Sağlıklı yaşam tarzı seçimleri yapın. Sigara içmeyerek, alkol kullanımını sınırlayarak ve keyif verici uyuşturuculardan kaçınarak yaşa bağlı hastalıklara yakalanma riskinizi azaltabilirsiniz.

iyi ye ve egzersiz yapmak. Sağlıklı bir kiloyu korumak, sağlık komplikasyonlarından kaçınmanıza da yardımcı olabilir. Dengeli yemekler yiyin ve zindeliği korumak için sık sık egzersiz yapın. Ağırlık kaldırmak ayrıca kemiklerinizin güçlü kalmasına yardımcı olabilir, bu da osteoporozun yan etkilerine karşı savaşmanıza yardımcı olur.

Sosyal destek arayın. Destek grupları ve topluluklar, deneyimleriniz hakkında sohbet etmenize ve HIV ile yaşlanan diğer kişilerle bağlantı kurmanıza yardımcı olabilir. Çevrimiçi veya şahsen buluşan gruplar bulabilirsiniz. Ayrıca sevdiklerinizle konuşmak, duygularınızı ifade etmenize yardımcı olabilir ve bakış açınızı anlamalarını sağlayabilir.

bakım akıl sağlığı. Yaşlandıkça ruh sağlığınızın ihtiyaçları değişir. Fiziksel sağlığınıza ek olarak zihinsel sağlığınıza da odaklanmanız önemlidir. HIV’li yaşlı insanlar, aynı yaştaki HIV negatif insanlara göre zihinsel sağlık sorunları ve sosyal izolasyon açısından daha yüksek risk altındadır. Bunun nedeni damgalamalar, arkadaş ve sevdiklerin kaybı ve HIV, ART ve yaşlanma sürecinin normal yan etkileridir.
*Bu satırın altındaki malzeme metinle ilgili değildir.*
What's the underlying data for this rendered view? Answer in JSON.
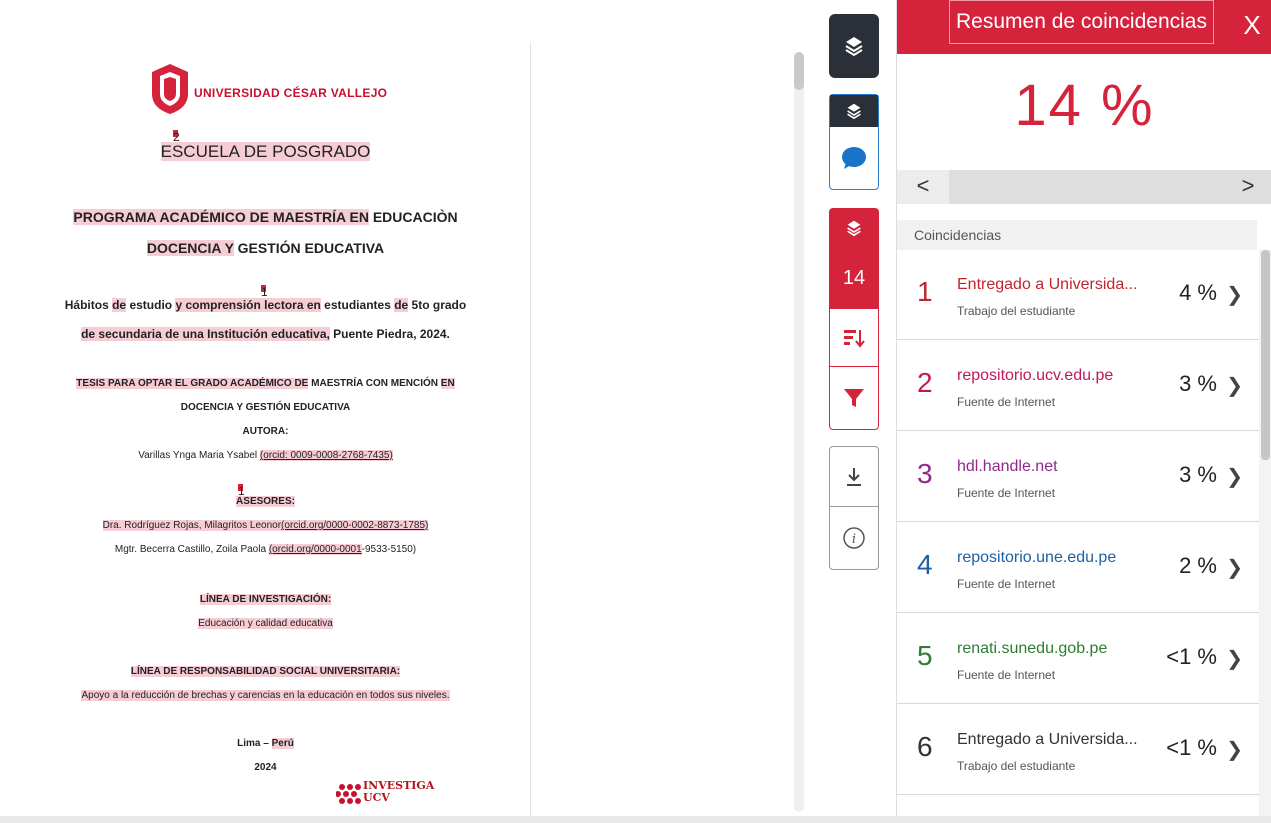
{
  "document": {
    "university": "UNIVERSIDAD CÉSAR VALLEJO",
    "school": "ESCUELA DE POSGRADO",
    "program_line1_a": "PROGRAMA ACADÉMICO DE MAESTRÍA EN",
    "program_line1_b": " EDUCACIÒN",
    "program_line2_a": "DOCENCIA Y",
    "program_line2_b": " GESTIÓN EDUCATIVA",
    "title_line1_a": "Hábitos ",
    "title_line1_b": "de",
    "title_line1_c": " estudio ",
    "title_line1_d": "y comprensión lectora en",
    "title_line1_e": " estudiantes ",
    "title_line1_f": "de",
    "title_line1_g": " 5to grado",
    "title_line2_a": "de secundaria de una Institución educativa,",
    "title_line2_b": " Puente Piedra, 2024.",
    "thesis_line1_a": "TESIS PARA OPTAR EL GRADO ACADÉMICO DE",
    "thesis_line1_b": " MAESTRÍA CON MENCIÓN ",
    "thesis_line1_c": "EN",
    "thesis_line2": "DOCENCIA Y GESTIÓN EDUCATIVA",
    "author_label": "AUTORA:",
    "author_a": "Varillas Ynga Maria Ysabel ",
    "author_b": "(orcid: 0009-0008-2768-7435)",
    "advisors_label": "ASESORES:",
    "advisor1_a": "Dra. Rodríguez Rojas, Milagritos Leonor",
    "advisor1_b": "(orcid.org/0000-0002-8873-1785)",
    "advisor2_a": "Mgtr. Becerra Castillo, Zoila Paola ",
    "advisor2_b": "(orcid.org/0000-0001",
    "advisor2_c": "-9533-5150)",
    "research_line_label": "LÍNEA DE INVESTIGACIÓN:",
    "research_line": "Educación y calidad educativa",
    "social_line_label": "LÍNEA DE RESPONSABILIDAD SOCIAL UNIVERSITARIA:",
    "social_line": "Apoyo a la reducción de brechas y carencias en la educación en todos sus niveles.",
    "city_a": "Lima – ",
    "city_b": "Perú",
    "year": "2024",
    "investiga_line1": "INVESTIGA",
    "investiga_line2": "UCV",
    "markers": [
      "2",
      "1",
      "1",
      "1"
    ]
  },
  "toolbar": {
    "score": "14"
  },
  "panel": {
    "title": "Resumen de coincidencias",
    "close": "X",
    "score": "14 %",
    "nav_prev": "<",
    "nav_next": ">",
    "matches_header": "Coincidencias",
    "matches": [
      {
        "num": "1",
        "title": "Entregado a Universida...",
        "type": "Trabajo del estudiante",
        "pct": "4 %",
        "color": "#c0262d"
      },
      {
        "num": "2",
        "title": "repositorio.ucv.edu.pe",
        "type": "Fuente de Internet",
        "pct": "3 %",
        "color": "#c2185b"
      },
      {
        "num": "3",
        "title": "hdl.handle.net",
        "type": "Fuente de Internet",
        "pct": "3 %",
        "color": "#8e2a8e"
      },
      {
        "num": "4",
        "title": "repositorio.une.edu.pe",
        "type": "Fuente de Internet",
        "pct": "2 %",
        "color": "#1f5fa8"
      },
      {
        "num": "5",
        "title": "renati.sunedu.gob.pe",
        "type": "Fuente de Internet",
        "pct": "<1 %",
        "color": "#2e7d32"
      },
      {
        "num": "6",
        "title": "Entregado a Universida...",
        "type": "Trabajo del estudiante",
        "pct": "<1 %",
        "color": "#333333"
      }
    ]
  },
  "colors": {
    "accent": "#d5233b",
    "toolbar_dark": "#2b2f37",
    "highlight": "#f6cdd5"
  }
}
Crisostomo bugünlerde zihniyeti üzerinde çalışıyor. “Yetişkin hayatımda bir yıl sonrasına hiç seyahat planlamadım. Günü veya ayı atlatmak dışında hiçbir zaman hedefim olmadı. Bunu değiştirmeye çalışıyorum” diyor.

Onun gibi, daha fazla insan HIV ile yaşlanıyor ve asla gelmeyeceğini düşündükleri bir yaşam bölümünü keşfediyor. Broussard, “İnsanlar biyolojik olarak kendileriyle ilişkili ilişkiler kurabiliyor, sevilebiliyor ve çocukları olabiliyor” diyor. “HIV ile yaşayan insanların 80’ler ve 90’larda yaşadıkları hayatlarla tam bir tezat.”